José Saramago considerou "hipócritas" as reacções contra o escritor alemão Günter Grass. Em causa está a revelação que o autor de "O Tambor" fez, no passado dia 12, assumindo que, aos 17 anos, integrou as Waffen SS, unidade de elite de Hitler na II Guerra Mundial (ver cronologia). Saramago é o primeiro escritor português de vulto a manifestar apoio a Günter Grass.
"Parece-me que houve uma reacção hipócrita de muita gente que não consulta a sua própria consciência", afirmou o escritor português, numa entrevista publicada ontem pelo jornal espanhol "El Pais".

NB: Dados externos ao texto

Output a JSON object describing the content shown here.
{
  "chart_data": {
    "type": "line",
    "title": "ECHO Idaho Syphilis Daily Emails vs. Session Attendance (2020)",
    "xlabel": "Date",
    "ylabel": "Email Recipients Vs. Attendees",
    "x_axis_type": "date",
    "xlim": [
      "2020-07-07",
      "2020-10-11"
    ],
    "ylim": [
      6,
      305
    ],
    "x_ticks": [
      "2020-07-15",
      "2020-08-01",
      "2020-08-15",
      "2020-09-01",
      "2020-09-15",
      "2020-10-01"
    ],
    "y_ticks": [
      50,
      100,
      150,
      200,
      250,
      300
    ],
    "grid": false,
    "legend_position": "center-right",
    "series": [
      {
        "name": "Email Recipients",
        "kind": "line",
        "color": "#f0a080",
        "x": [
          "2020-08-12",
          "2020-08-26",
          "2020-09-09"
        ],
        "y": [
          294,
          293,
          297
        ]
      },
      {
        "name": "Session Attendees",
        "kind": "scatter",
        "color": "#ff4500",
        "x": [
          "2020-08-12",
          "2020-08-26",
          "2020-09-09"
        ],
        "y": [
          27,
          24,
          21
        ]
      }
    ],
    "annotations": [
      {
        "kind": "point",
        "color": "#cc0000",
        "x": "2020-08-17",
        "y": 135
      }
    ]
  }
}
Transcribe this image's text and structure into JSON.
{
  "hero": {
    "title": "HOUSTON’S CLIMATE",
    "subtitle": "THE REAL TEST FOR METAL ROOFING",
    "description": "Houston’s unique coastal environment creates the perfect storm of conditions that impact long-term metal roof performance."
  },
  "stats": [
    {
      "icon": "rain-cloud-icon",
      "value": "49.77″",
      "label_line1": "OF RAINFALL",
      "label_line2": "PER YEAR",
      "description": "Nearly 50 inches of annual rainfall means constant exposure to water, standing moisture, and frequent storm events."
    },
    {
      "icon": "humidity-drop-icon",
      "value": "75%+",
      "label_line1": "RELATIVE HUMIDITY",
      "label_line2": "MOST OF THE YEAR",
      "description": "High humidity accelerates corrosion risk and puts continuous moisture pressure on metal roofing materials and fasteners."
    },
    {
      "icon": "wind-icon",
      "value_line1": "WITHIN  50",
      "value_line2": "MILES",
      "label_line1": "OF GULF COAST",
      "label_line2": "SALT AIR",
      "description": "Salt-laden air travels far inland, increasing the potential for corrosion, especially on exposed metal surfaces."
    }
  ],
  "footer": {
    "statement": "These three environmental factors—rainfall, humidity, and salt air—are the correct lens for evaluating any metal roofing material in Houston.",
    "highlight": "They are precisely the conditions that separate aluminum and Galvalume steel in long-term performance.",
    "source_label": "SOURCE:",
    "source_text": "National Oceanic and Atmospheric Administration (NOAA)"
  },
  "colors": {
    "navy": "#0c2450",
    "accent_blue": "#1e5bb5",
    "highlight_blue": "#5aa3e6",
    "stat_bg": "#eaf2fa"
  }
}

Questionado sobre a sua própria opinião acerca do passado de Günter Grass, José Saramago - que tal como o escritor alemão foi distinguido com o Prémio Nobel da Literatura - disse que, primeiro, ficou "perplexo. Nunca tinha pensado que Grass pudesse ter estado nas Waffen SS e muito menos como voluntário". Saramago também considerou "indigna e infame" a insinuação de que Grass só fez a revelação para promover o seu mais recente livro - a autobiografia "Ao descascar a cebola", com edição marcada para 1 de Setembro -, lembrando que, na altura, o autor tinha apenas 17 anos. "E o resto da vida não conta?", questionou José Saramago, que lança, no dia 16 de Novembro, o seu próximo livro sobre memórias de infância, intitulado "As pequenas memórias". "Que juiz pode dizer que uma confissão vem demasiado tarde? A verdade é que o admitiu, fez a sua confissão", acrescentou.
Questionar a ingenuidade
Na autobiografia de Günter Grass, disponibilizada em Portugal pela Editorial Presença, o escritor revela que, "educado em Danzig Volksschule e Gymnasium, aos 17 anos, integrou a Juventude Hitleriana, chegando a ser detido na Checoslováquia". Grass já afirmou que a confissão de ter pertencido às Waffen-SS não é o tema central da sua autobiografia, mas antes as dolorosas perguntas de fundo sobre a sua "ingenuidade" de jovem nos tempos do nacional-socialismo de Adolfo Hitler.